- Les États-Unis ont approuvé une formulation à action prolongée de la prophylaxie pré-exposition (PrEP)
- Les options à action prolongée pourraient augmenter les taux d’utilisation et d’observance de la PrEP
- Une simulation expérimentale a révélé que la PrEP à action prolongée réduirait les nouvelles infections par le VIH jusqu’à 54 %
Depuis une décennie, la prophylaxie pré-exposition au VIH (PrEP), qui consiste à prendre des médicaments anti-VIH spécifiques avant et après les relations sexuelles pour réduire le risque de contracter le VIH, est utilisée de plus en plus dans de nombreux pays à revenu élevé. Les soins associés à l’usage de la PrEP incluent des rendez-vous médicaux et des tests de laboratoire réguliers.
Lorsqu’elle est utilisée comme il se doit, notamment par des hommes gais, bisexuels et d’autres hommes ayant des relations sexuelles avec des hommes (hommes gbHARSAH), la PrEP se révèle très efficace, autant dans les essais cliniques qu’au sein de la communauté. Dans la plupart des pays à revenu élevé, la version la plus utilisée de la PrEP est une association de deux médicaments pris sous forme de comprimés, soit le ténofovir et la FTC.
La PrEP injectable au cabotégravir
L’année dernière, les options en matière de PrEP se sont élargies aux États-Unis grâce à l’approbation d’une formulation injectable à action prolongée d’un médicament appelé cabotégravir (vendu sous la marque Apretude). À la suite de doses d’induction, ce médicament est injecté profondément dans les muscles du fessier une fois tous les deux mois. Apretude n’est pas approuvé au Canada, dans l’Union européenne, au Royaume-Uni ou dans d’autres pays à revenu élevé. Notons à cet égard que, au moment de la publication de ce bulletin, le fabricant d’Apretude, Viiv Healthcare, n’avait pas soumis de dossier sur son médicament aux autorités de ces pays, et ce, pour des raisons non dévoilées.

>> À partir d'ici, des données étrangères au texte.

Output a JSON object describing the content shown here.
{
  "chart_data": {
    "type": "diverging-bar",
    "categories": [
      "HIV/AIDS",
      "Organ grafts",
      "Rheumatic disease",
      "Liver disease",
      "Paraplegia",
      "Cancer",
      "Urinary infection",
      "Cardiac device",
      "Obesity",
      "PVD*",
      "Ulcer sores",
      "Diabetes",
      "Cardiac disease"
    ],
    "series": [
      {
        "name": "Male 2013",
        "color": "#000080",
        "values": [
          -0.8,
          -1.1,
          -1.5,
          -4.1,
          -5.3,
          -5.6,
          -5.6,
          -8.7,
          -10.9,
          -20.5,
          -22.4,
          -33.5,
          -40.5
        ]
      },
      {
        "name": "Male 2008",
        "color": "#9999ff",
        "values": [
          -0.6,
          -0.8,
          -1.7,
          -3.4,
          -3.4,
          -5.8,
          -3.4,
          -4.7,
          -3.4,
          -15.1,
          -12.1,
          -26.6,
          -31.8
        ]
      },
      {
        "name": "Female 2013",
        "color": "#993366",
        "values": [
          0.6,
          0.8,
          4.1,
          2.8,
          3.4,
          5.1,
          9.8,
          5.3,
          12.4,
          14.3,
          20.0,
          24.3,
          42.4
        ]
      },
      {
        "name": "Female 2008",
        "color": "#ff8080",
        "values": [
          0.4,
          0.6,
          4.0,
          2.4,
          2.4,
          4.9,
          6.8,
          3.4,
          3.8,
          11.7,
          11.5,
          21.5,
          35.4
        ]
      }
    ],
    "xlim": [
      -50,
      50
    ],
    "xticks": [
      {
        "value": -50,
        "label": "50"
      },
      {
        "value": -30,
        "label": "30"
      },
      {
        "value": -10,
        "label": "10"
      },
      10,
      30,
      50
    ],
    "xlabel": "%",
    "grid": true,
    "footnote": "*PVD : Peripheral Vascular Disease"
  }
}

Lénacapavir à titre de PrEP à action prolongée
Une autre compagnie pharmaceutique, Gilead Sciences, met actuellement à l’épreuve le médicament anti-VIH expérimental lécanapavir chez diverses populations, à savoir des personnes non infectées par le VIH à titre de traitement préventif, ainsi que chez des personnes séropositives à titre d’ingrédient de schémas thérapeutiques contre le VIH. Plus tôt cette année, on a suspendu des essais cliniques du lénacapavir en raison de problèmes liés aux fioles de verre dans lesquelles le médicament était contenu. Ces problèmes ont été résolus, et les essais cliniques ont repris. Au Canada, on s’attend à ce que l’usage du lénacapavir dans les schémas thérapeutiques contre le VIH soit approuvé vers la fin de 2022. Cependant, il est improbable que l’approbation à titre de prophylaxie ait lieu avant au moins deux ans, car les essais cliniques sur la prévention se poursuivent. Le lénacapavir suscite également un intérêt croissant parce que, après les doses d’induction orales initiales, il suffit d’injecter ce médicament une fois tous les six mois pour en maintenir des concentrations efficaces dans le corps. Le lénacapavir, qui est injecté légèrement en dessous de la peau, appartient à une classe de médicaments appelés inhibiteurs de la capside. La compagnie ViiV en est aux stades précoces de la mise au point d’un inhibiteur de la capside.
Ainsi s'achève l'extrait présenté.